Horner reiterates call for ‘bold’ customer cars

Michelle Foster
Christian Horner

Christian Horner wants an apology from Lewis Hamilton after second Alex Albon crash.

Christian Horner has urged Formula 1 to “grab the bull by the horns” and introduce customer cars rather than more pink Mercedes cars.

Formula 1 is in the midst of a huge financial crisis, one that could see a team or three drop out of the sport.

The smaller teams believe the best way to prevent this is to lower the budget cap to $145m and then $130m or even drop it as low as $100m.

The sport’s bigger teams aren’t in favour.

Instead Horner has proposed the reintroduction of customer cars, especially as that is pretty much was Racing Point has created this season but at a much higher cost than if they had bought a 2019 Mercedes F1 car.

“Now is the time to be bold,” he told Motorsport.com. “Now is the time to influence change. We can tick off things, but I think you’ve got to grab the bull by the horns, excuse the pun.

“If I was running a smaller team, the fastest way to competitiveness at a cost-effective route would be rather than trying to reverse engineer and copy your supplier team, which is happening in many cases, why not just sell them the whole car that we finish with in Abu Dhabi? Let them have it.

“Then they can operate as a race team, they don’t need all the research and development facilities. It’s the fastest route to competitiveness, and the cheapest route as well. They could operate as a race team with a decent product.

“Plus, if they get the race team together, they could win races.

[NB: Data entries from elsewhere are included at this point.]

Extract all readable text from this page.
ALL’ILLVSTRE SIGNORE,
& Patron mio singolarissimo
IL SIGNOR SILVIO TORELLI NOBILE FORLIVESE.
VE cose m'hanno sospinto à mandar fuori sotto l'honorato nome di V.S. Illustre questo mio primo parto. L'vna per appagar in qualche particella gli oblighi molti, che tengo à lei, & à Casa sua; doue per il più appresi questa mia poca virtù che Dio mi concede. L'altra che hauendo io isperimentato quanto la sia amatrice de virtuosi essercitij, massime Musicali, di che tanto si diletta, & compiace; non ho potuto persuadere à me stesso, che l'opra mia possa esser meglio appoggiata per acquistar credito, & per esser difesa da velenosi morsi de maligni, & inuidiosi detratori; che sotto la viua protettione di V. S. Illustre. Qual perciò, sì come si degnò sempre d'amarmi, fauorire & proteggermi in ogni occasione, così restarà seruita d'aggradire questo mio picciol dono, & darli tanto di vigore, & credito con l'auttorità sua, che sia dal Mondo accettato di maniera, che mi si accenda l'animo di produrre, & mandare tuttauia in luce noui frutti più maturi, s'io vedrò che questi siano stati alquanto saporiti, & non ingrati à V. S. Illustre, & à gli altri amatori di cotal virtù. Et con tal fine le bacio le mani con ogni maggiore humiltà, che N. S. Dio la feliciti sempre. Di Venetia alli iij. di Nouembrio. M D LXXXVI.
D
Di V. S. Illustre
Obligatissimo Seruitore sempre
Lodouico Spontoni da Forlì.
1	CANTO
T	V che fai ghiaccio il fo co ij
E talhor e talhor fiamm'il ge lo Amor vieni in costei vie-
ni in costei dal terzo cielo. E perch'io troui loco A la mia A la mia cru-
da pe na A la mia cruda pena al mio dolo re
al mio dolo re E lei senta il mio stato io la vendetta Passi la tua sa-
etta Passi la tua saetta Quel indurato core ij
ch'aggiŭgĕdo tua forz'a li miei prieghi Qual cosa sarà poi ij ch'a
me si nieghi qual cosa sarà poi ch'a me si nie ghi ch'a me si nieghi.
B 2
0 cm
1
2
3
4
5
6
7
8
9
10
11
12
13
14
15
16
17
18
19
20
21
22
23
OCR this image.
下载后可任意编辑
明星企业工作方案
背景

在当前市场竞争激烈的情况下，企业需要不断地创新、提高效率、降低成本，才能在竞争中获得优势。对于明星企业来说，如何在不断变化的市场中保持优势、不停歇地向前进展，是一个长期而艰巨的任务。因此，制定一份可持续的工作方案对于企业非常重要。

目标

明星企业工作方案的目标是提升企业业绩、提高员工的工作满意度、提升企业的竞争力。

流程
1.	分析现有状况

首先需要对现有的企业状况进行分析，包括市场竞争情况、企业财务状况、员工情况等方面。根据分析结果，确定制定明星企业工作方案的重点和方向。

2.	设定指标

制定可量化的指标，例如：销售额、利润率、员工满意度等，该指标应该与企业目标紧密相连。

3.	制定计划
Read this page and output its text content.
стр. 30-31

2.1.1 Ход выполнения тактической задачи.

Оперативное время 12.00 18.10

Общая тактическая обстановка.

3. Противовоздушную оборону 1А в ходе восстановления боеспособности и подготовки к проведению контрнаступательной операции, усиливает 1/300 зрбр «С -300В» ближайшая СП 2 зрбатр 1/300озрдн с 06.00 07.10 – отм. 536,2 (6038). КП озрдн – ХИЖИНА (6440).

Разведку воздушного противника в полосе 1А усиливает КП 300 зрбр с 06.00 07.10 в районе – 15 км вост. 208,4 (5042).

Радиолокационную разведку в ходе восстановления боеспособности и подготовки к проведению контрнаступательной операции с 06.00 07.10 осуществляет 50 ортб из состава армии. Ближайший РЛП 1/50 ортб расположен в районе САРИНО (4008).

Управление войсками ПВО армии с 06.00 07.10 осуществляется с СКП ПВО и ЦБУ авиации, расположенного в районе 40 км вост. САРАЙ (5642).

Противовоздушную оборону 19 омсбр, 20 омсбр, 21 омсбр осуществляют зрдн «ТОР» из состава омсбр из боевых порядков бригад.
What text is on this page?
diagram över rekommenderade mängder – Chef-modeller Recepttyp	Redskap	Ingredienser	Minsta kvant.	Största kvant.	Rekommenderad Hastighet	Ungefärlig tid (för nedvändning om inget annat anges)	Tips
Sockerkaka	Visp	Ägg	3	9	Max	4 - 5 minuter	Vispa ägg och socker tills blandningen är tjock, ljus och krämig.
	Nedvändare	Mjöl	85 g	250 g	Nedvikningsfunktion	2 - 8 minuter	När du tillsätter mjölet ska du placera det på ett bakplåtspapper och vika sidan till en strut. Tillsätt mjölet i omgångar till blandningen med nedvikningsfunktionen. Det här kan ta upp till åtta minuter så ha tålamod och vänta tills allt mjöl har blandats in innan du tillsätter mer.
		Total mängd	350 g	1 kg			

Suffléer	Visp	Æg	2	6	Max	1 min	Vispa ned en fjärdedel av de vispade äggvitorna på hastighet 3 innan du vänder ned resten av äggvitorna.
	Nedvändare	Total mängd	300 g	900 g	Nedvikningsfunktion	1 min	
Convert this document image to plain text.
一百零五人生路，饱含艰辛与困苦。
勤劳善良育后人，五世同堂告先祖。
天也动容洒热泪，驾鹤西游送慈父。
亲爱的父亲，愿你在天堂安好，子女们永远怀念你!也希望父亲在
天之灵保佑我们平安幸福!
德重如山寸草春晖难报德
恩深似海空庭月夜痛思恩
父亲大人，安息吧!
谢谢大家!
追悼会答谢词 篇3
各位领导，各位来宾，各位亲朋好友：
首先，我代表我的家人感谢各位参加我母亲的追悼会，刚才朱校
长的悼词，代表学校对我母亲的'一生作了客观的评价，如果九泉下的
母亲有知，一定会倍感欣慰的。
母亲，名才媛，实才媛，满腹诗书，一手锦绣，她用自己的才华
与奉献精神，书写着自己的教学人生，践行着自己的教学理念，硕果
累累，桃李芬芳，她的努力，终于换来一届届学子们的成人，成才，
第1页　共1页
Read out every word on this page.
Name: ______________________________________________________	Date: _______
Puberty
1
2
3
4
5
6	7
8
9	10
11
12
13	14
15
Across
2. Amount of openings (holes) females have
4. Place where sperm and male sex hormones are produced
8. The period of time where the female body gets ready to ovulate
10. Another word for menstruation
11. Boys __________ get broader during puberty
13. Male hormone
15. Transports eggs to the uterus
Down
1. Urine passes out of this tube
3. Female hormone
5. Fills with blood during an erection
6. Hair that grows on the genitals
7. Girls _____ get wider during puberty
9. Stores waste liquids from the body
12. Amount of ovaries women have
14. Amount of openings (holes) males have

We proved that with Toro Rosso and Sebastian Vettel when we were supplying them effectively a customer car back in 2008.

“But there’s this paranoia about being a constructor and what you’re giving up if you’re not a constructor. It works in other forms of motorsport, in MotoGP. So if you could buy a Mercedes, buy a Ferrari or a Red Bull after Abu Dhabi, why wouldn’t you?”

The Red Bull team boss reckons putting a freeze on development would also be more beneficial to the teams than a lower cap.

“I’m all for saving money and a cap is a reasonable thing, but if you don’t go upstream and stop the flood of water, then you can’t expect the cap to be the dam that captures it all,” he explained.

“It’s very much about cutting off that supply of water upstream.”

He added: “Nothing prepares you for what we’re currently facing and you try and use common sense and use experience to help guide your way through it.

“There are is a few team principals that haven’t been through those kinds of experiences previously, and I think it’s therefore important that the sport leans on the experience of people like, for example, Ross Brawn who’s lived through a crisis of his own with Brawn GP and Honda and so on.

“I think that life experience is invaluable. It is the same for Jean Todt, and I think that it is [about] harnessing that experience.”